Goldman yesterday downgraded their odds for a September Federal Reserve hike to 40% from 55%.
We could be wrong, but we think 40% is still absurdly high. They (the Federal Reserve) are scared to death. And for no good reason this time. Last September, they had a 1,000 point Dow drop fresh on their mind, an EM FX bloodbath, and a belligerent China to worry about. Now their only excuses are lackluster productivity and a bad ISM print – hardly anything to write home about.
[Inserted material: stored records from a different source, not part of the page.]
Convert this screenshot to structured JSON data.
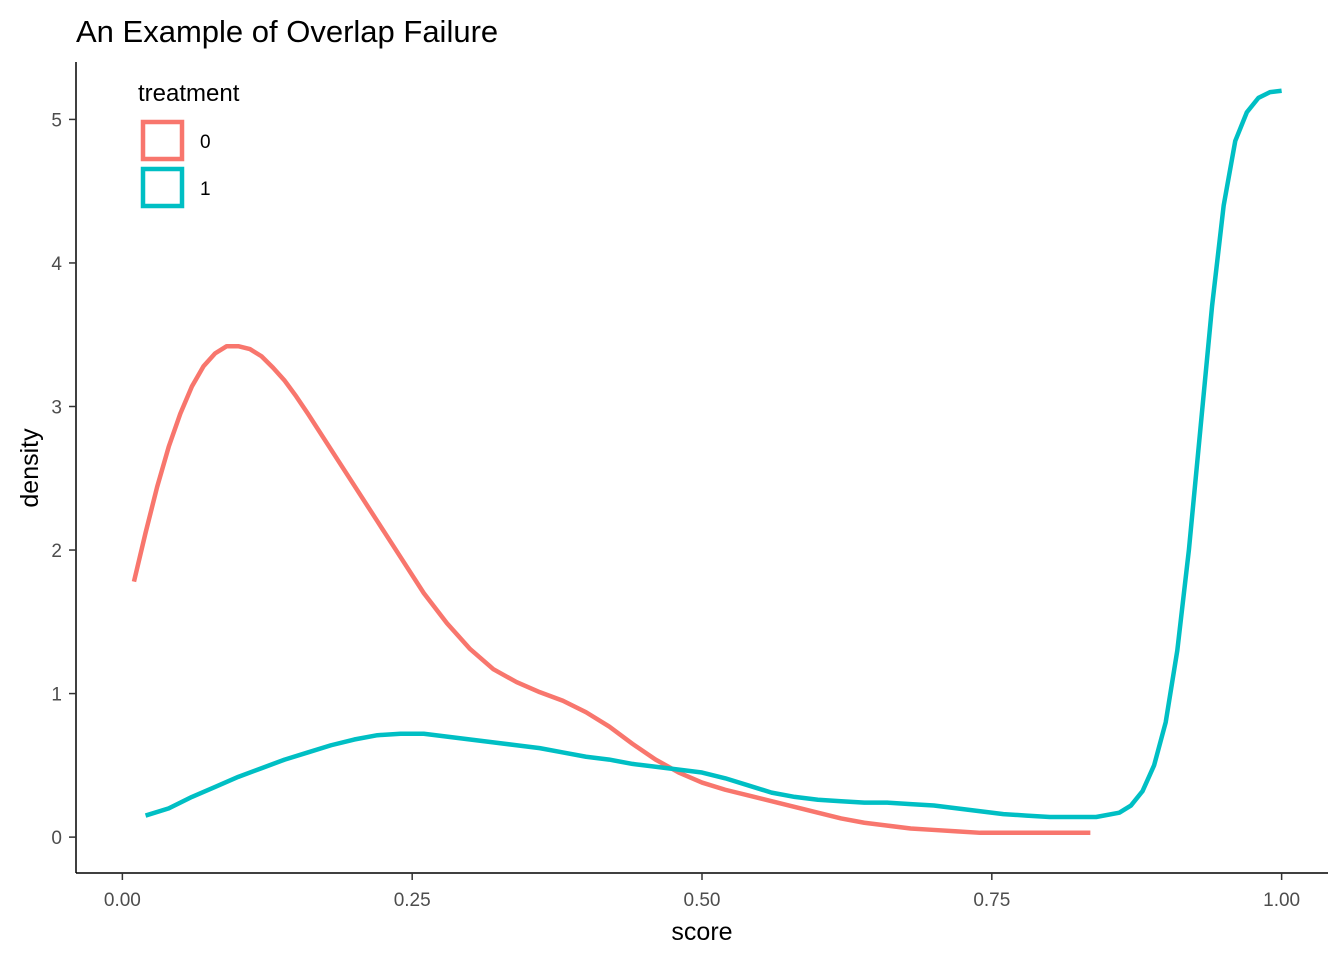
{
  "chart_data": {
    "type": "line",
    "title": "An Example of Overlap Failure",
    "xlabel": "score",
    "ylabel": "density",
    "xlim": [
      -0.04,
      1.04
    ],
    "ylim": [
      -0.25,
      5.4
    ],
    "x_ticks": [
      0.0,
      0.25,
      0.5,
      0.75,
      1.0
    ],
    "x_tick_labels": [
      "0.00",
      "0.25",
      "0.50",
      "0.75",
      "1.00"
    ],
    "y_ticks": [
      0,
      1,
      2,
      3,
      4,
      5
    ],
    "y_tick_labels": [
      "0",
      "1",
      "2",
      "3",
      "4",
      "5"
    ],
    "grid": false,
    "legend": {
      "title": "treatment",
      "placement": "top-left-inside",
      "entries": [
        {
          "label": "0",
          "color": "#F8766D"
        },
        {
          "label": "1",
          "color": "#00BFC4"
        }
      ]
    },
    "series": [
      {
        "name": "0",
        "color": "#F8766D",
        "points": [
          [
            0.01,
            1.78
          ],
          [
            0.02,
            2.12
          ],
          [
            0.03,
            2.44
          ],
          [
            0.04,
            2.72
          ],
          [
            0.05,
            2.95
          ],
          [
            0.06,
            3.14
          ],
          [
            0.07,
            3.28
          ],
          [
            0.08,
            3.37
          ],
          [
            0.09,
            3.42
          ],
          [
            0.1,
            3.42
          ],
          [
            0.11,
            3.4
          ],
          [
            0.12,
            3.35
          ],
          [
            0.13,
            3.27
          ],
          [
            0.14,
            3.18
          ],
          [
            0.15,
            3.07
          ],
          [
            0.16,
            2.95
          ],
          [
            0.18,
            2.7
          ],
          [
            0.2,
            2.45
          ],
          [
            0.22,
            2.2
          ],
          [
            0.24,
            1.95
          ],
          [
            0.26,
            1.7
          ],
          [
            0.28,
            1.49
          ],
          [
            0.3,
            1.31
          ],
          [
            0.32,
            1.17
          ],
          [
            0.34,
            1.08
          ],
          [
            0.36,
            1.01
          ],
          [
            0.38,
            0.95
          ],
          [
            0.4,
            0.87
          ],
          [
            0.42,
            0.77
          ],
          [
            0.44,
            0.65
          ],
          [
            0.46,
            0.54
          ],
          [
            0.48,
            0.45
          ],
          [
            0.5,
            0.38
          ],
          [
            0.52,
            0.33
          ],
          [
            0.54,
            0.29
          ],
          [
            0.56,
            0.25
          ],
          [
            0.58,
            0.21
          ],
          [
            0.6,
            0.17
          ],
          [
            0.62,
            0.13
          ],
          [
            0.64,
            0.1
          ],
          [
            0.66,
            0.08
          ],
          [
            0.68,
            0.06
          ],
          [
            0.7,
            0.05
          ],
          [
            0.72,
            0.04
          ],
          [
            0.74,
            0.03
          ],
          [
            0.76,
            0.03
          ],
          [
            0.78,
            0.03
          ],
          [
            0.8,
            0.03
          ],
          [
            0.82,
            0.03
          ],
          [
            0.835,
            0.03
          ]
        ]
      },
      {
        "name": "1",
        "color": "#00BFC4",
        "points": [
          [
            0.02,
            0.15
          ],
          [
            0.04,
            0.2
          ],
          [
            0.06,
            0.28
          ],
          [
            0.08,
            0.35
          ],
          [
            0.1,
            0.42
          ],
          [
            0.12,
            0.48
          ],
          [
            0.14,
            0.54
          ],
          [
            0.16,
            0.59
          ],
          [
            0.18,
            0.64
          ],
          [
            0.2,
            0.68
          ],
          [
            0.22,
            0.71
          ],
          [
            0.24,
            0.72
          ],
          [
            0.26,
            0.72
          ],
          [
            0.28,
            0.7
          ],
          [
            0.3,
            0.68
          ],
          [
            0.32,
            0.66
          ],
          [
            0.34,
            0.64
          ],
          [
            0.36,
            0.62
          ],
          [
            0.38,
            0.59
          ],
          [
            0.4,
            0.56
          ],
          [
            0.42,
            0.54
          ],
          [
            0.44,
            0.51
          ],
          [
            0.46,
            0.49
          ],
          [
            0.48,
            0.47
          ],
          [
            0.5,
            0.45
          ],
          [
            0.52,
            0.41
          ],
          [
            0.54,
            0.36
          ],
          [
            0.56,
            0.31
          ],
          [
            0.58,
            0.28
          ],
          [
            0.6,
            0.26
          ],
          [
            0.62,
            0.25
          ],
          [
            0.64,
            0.24
          ],
          [
            0.66,
            0.24
          ],
          [
            0.68,
            0.23
          ],
          [
            0.7,
            0.22
          ],
          [
            0.72,
            0.2
          ],
          [
            0.74,
            0.18
          ],
          [
            0.76,
            0.16
          ],
          [
            0.78,
            0.15
          ],
          [
            0.8,
            0.14
          ],
          [
            0.82,
            0.14
          ],
          [
            0.84,
            0.14
          ],
          [
            0.86,
            0.17
          ],
          [
            0.87,
            0.22
          ],
          [
            0.88,
            0.32
          ],
          [
            0.89,
            0.5
          ],
          [
            0.9,
            0.8
          ],
          [
            0.91,
            1.3
          ],
          [
            0.92,
            2.0
          ],
          [
            0.93,
            2.85
          ],
          [
            0.94,
            3.7
          ],
          [
            0.95,
            4.4
          ],
          [
            0.96,
            4.85
          ],
          [
            0.97,
            5.05
          ],
          [
            0.98,
            5.15
          ],
          [
            0.99,
            5.19
          ],
          [
            1.0,
            5.2
          ]
        ]
      }
    ]
  }
}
But, what they do have is the US election to consider. This is the most divisive, controversial election in recent memory and it’s not entirely clear that the FOMC wants to exacerbate that tension by tightening financial conditions ahead of December. If Trump wins, populism wins and so does nationalism. Say what you will politically, but that’s bad for global trade.
(Chart: Morgan Stanley)
And what’s bad for global trade, is generally bad for global growth and aggregate demand. Here’s the latest musings from Goldman:
“Fed in the driver’s seat The implied probability of a hike at the September FOMC meeting has fallen to around 15% from 32% on Friday. This decline came on the back of a weak ISM nonmanufacturing print on Tuesday (September 6) and the lack of new information in the speech from San Francisco Fed President Williams. The market was looking for clearer hints on the possibility of a hike at the upcoming FOMC meeting, which did not materialise. That said, the tone of the speech remains positive, and supportive of
a near-term hike and a lower neutral rate, in line with Fed communication since the Jackson Hole symposium.”
“Interestingly, since the FOMC raised the policy rate last December, the market has sequentially lowered the probability of a hike at the next meeting with a press conference. Exhibit 1 shows that, on 16 December 2015, the market was assigning a 41% chance of a 25bp increase in the federal funds rate at the 16 March 2016 meeting. On March 16, the market assigned a 38% probability of a hike at the June meeting. On 15 June, the probability of a hike at the September was 24%. Contrary to what happened last year (Exhibit 2), when the Fed was able to guide the market to re-price sequentially higher the probability of a hike at the following FOMC meeting with a press-conference (i.e., making that meeting live), this year the market is sequentially downgrading this possibility.
Ummm.. yeah guys. It’s called “credibility loss.”